Listen up, people. STOP saying stupid stuff like "food" and "water" in response to this question. The reason this question is asked is because we're trying to learn more about your personality via what is most precious to you, not prove that you passed the third grade and know that humans need water.

For example, here's what I would take:
1. My violin
2. Season 4 of House
3. Sushi

What does this tell you about me?
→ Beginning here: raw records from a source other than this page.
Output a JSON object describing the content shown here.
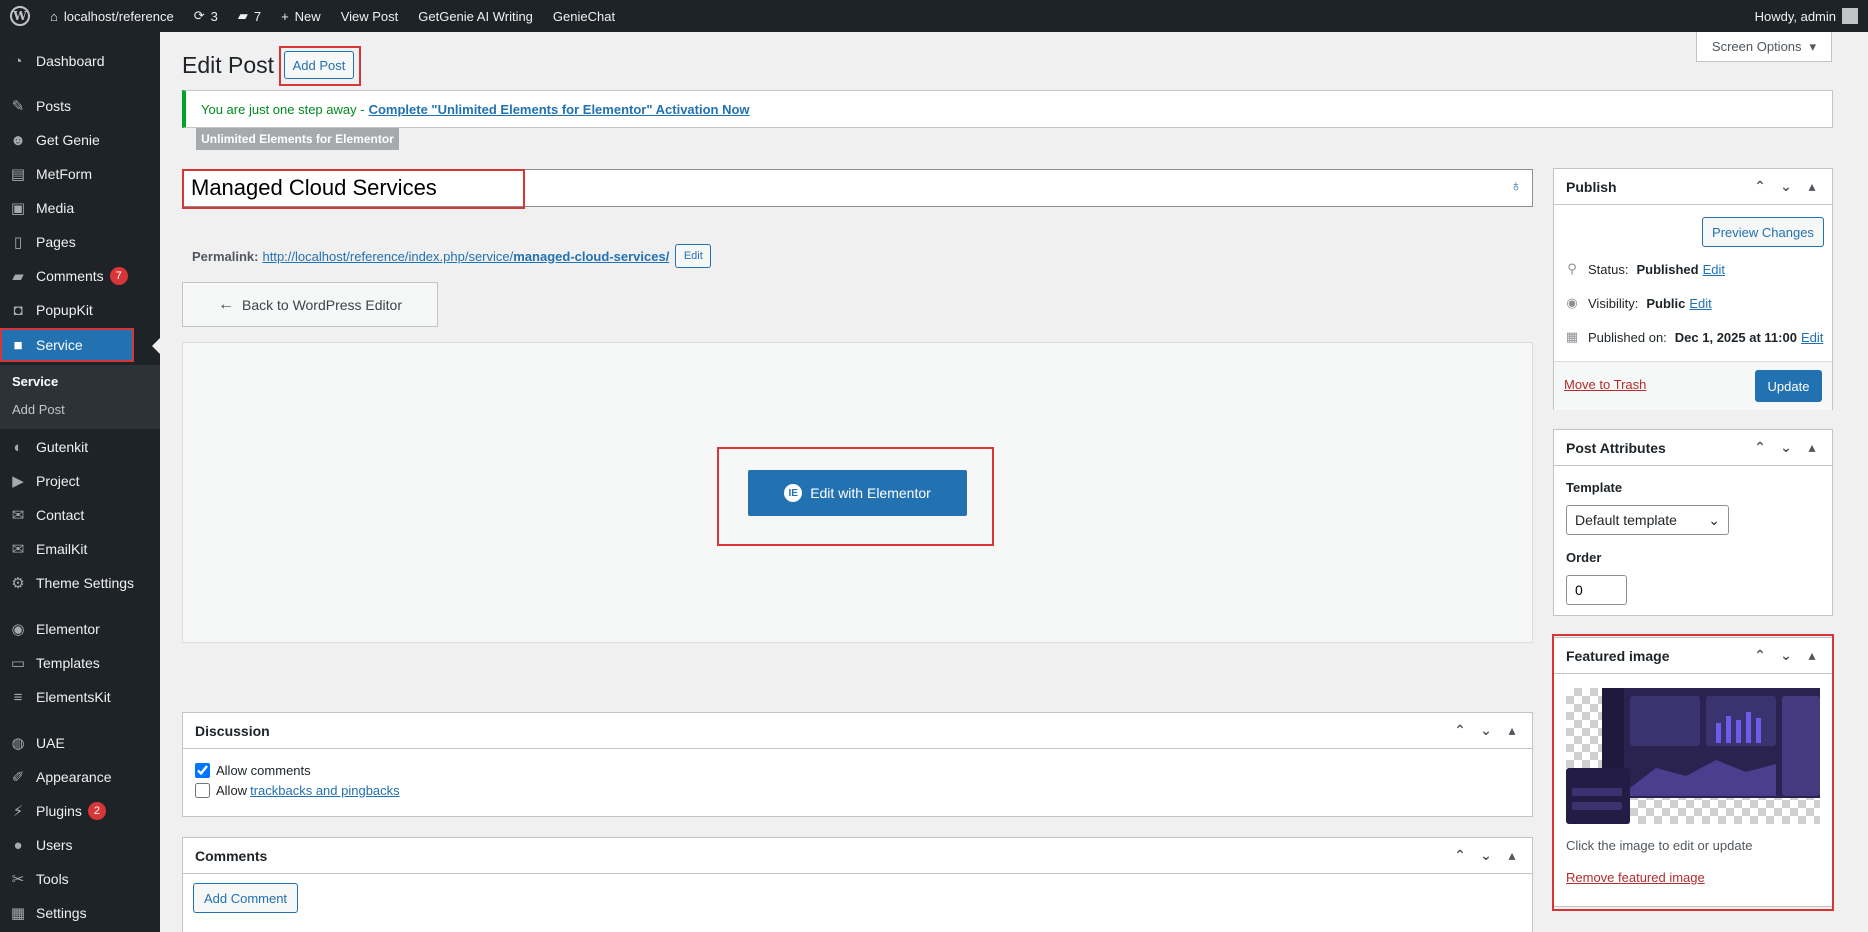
{
  "admin_bar": {
    "site_name": "localhost/reference",
    "updates_count": "3",
    "comments_count": "7",
    "new_label": "New",
    "view_post": "View Post",
    "genie_writing": "GetGenie AI Writing",
    "genie_chat": "GenieChat",
    "howdy": "Howdy, admin"
  },
  "sidebar": {
    "items": [
      {
        "label": "Dashboard",
        "icon": "dashboard-icon"
      },
      {
        "label": "Posts",
        "icon": "pin-icon"
      },
      {
        "label": "Get Genie",
        "icon": "genie-icon"
      },
      {
        "label": "MetForm",
        "icon": "form-icon"
      },
      {
        "label": "Media",
        "icon": "media-icon"
      },
      {
        "label": "Pages",
        "icon": "pages-icon"
      },
      {
        "label": "Comments",
        "icon": "comment-icon",
        "badge": "7"
      },
      {
        "label": "PopupKit",
        "icon": "popup-icon"
      },
      {
        "label": "Service",
        "icon": "camera-icon"
      },
      {
        "label": "Gutenkit",
        "icon": "gutenkit-icon"
      },
      {
        "label": "Project",
        "icon": "project-icon"
      },
      {
        "label": "Contact",
        "icon": "mail-icon"
      },
      {
        "label": "EmailKit",
        "icon": "emailkit-icon"
      },
      {
        "label": "Theme Settings",
        "icon": "gear-icon"
      },
      {
        "label": "Elementor",
        "icon": "elementor-icon"
      },
      {
        "label": "Templates",
        "icon": "folder-icon"
      },
      {
        "label": "ElementsKit",
        "icon": "elementskit-icon"
      },
      {
        "label": "UAE",
        "icon": "uae-icon"
      },
      {
        "label": "Appearance",
        "icon": "brush-icon"
      },
      {
        "label": "Plugins",
        "icon": "plugin-icon",
        "badge": "2"
      },
      {
        "label": "Users",
        "icon": "user-icon"
      },
      {
        "label": "Tools",
        "icon": "wrench-icon"
      },
      {
        "label": "Settings",
        "icon": "settings-icon"
      }
    ],
    "submenu": [
      "Service",
      "Add Post"
    ]
  },
  "header": {
    "title": "Edit Post",
    "add_post": "Add Post",
    "screen_options": "Screen Options"
  },
  "notice": {
    "text": "You are just one step away - ",
    "link": "Complete \"Unlimited Elements for Elementor\" Activation Now",
    "tag": "Unlimited Elements for Elementor"
  },
  "post": {
    "title": "Managed Cloud Services",
    "permalink_label": "Permalink:",
    "permalink_base": "http://localhost/reference/index.php/service/",
    "permalink_slug": "managed-cloud-services/",
    "edit_label": "Edit"
  },
  "editor": {
    "back_label": "Back to WordPress Editor",
    "elementor_label": "Edit with Elementor"
  },
  "discussion": {
    "title": "Discussion",
    "allow_comments": "Allow comments",
    "allow_prefix": "Allow",
    "trackbacks_link": "trackbacks and pingbacks",
    "allow_comments_checked": true,
    "trackbacks_checked": false
  },
  "comments_box": {
    "title": "Comments",
    "add_comment": "Add Comment"
  },
  "publish": {
    "title": "Publish",
    "preview": "Preview Changes",
    "status_label": "Status:",
    "status_value": "Published",
    "visibility_label": "Visibility:",
    "visibility_value": "Public",
    "published_label": "Published on:",
    "published_value": "Dec 1, 2025 at 11:00",
    "edit": "Edit",
    "trash": "Move to Trash",
    "update": "Update"
  },
  "attributes": {
    "title": "Post Attributes",
    "template_label": "Template",
    "template_value": "Default template",
    "order_label": "Order",
    "order_value": "0"
  },
  "featured": {
    "title": "Featured image",
    "hint": "Click the image to edit or update",
    "remove": "Remove featured image"
  },
  "colors": {
    "admin_bar": "#1d2327",
    "accent": "#2271b1",
    "highlight_box": "#d63638",
    "notice_border": "#00a32a"
  }
}
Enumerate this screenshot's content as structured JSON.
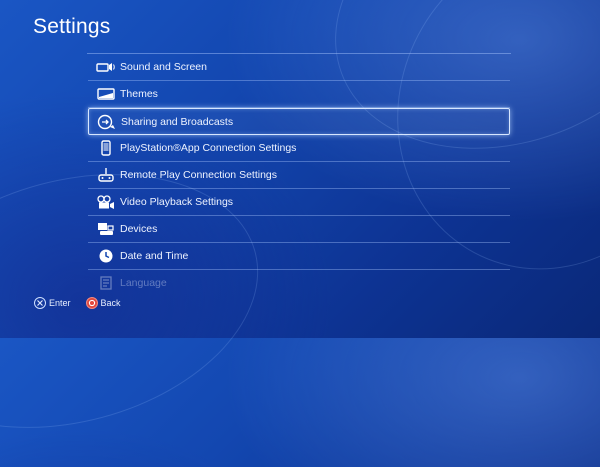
{
  "title": "Settings",
  "menu": {
    "items": [
      {
        "label": "Sound and Screen",
        "icon": "sound-screen-icon"
      },
      {
        "label": "Themes",
        "icon": "themes-icon"
      },
      {
        "label": "Sharing and Broadcasts",
        "icon": "sharing-icon",
        "selected": true
      },
      {
        "label": "PlayStation®App Connection Settings",
        "icon": "phone-icon"
      },
      {
        "label": "Remote Play Connection Settings",
        "icon": "remote-play-icon"
      },
      {
        "label": "Video Playback Settings",
        "icon": "video-playback-icon"
      },
      {
        "label": "Devices",
        "icon": "devices-icon"
      },
      {
        "label": "Date and Time",
        "icon": "clock-icon"
      },
      {
        "label": "Language",
        "icon": "language-icon"
      }
    ]
  },
  "footer": {
    "enter_label": "Enter",
    "back_label": "Back"
  },
  "colors": {
    "background": "#1347b0",
    "circle_button": "#e0483e",
    "highlight_border": "#d6e6ff"
  }
}
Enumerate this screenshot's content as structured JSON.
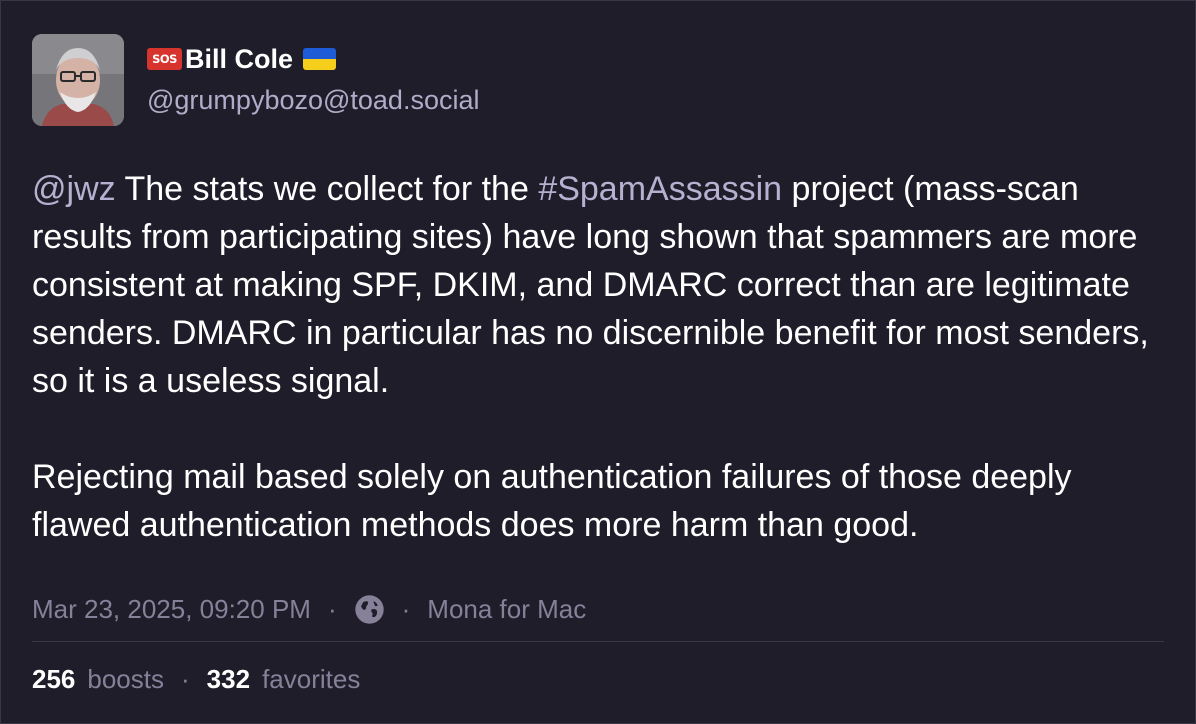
{
  "author": {
    "badge": "SOS",
    "display_name": "Bill Cole",
    "handle": "@grumpybozo@toad.social"
  },
  "post": {
    "paragraph1": {
      "mention": "@jwz",
      "text_before_hashtag": " The stats we collect for the ",
      "hashtag": "#SpamAssassin",
      "text_after_hashtag": " project (mass-scan results from participating sites) have long shown that spammers are more consistent at making SPF, DKIM, and DMARC correct than are legitimate senders. DMARC in particular has no discernible benefit for most senders, so it is a useless signal."
    },
    "paragraph2": "Rejecting mail based solely on authentication failures of those deeply flawed authentication methods does more harm than good."
  },
  "meta": {
    "timestamp": "Mar 23, 2025, 09:20 PM",
    "separator": "·",
    "visibility_icon": "globe-icon",
    "client": "Mona for Mac"
  },
  "stats": {
    "boosts_count": "256",
    "boosts_label": "boosts",
    "separator": "·",
    "favorites_count": "332",
    "favorites_label": "favorites"
  },
  "colors": {
    "background": "#1f1d29",
    "link": "#b6b1d0",
    "muted": "#868199",
    "sos_badge": "#d6342c",
    "flag_blue": "#1e5bd6",
    "flag_yellow": "#f5cf1c"
  }
}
That I like music and value my instrument highly, that I think House is really funny, and that I both enjoy sushi enough to eat it for the rest of my life, and have no respect for food safety (Maybe it's a cold deserted island).
When someone answers "food", "water", or "a life raft", they are undermining the very purpose of the question. You aren't auditioning for Survivor, people! We aren't testing to see if you know which basics are vital to life! We want your personality--so far, all you've shown us is that you're NOT FUNNY! Unlike House.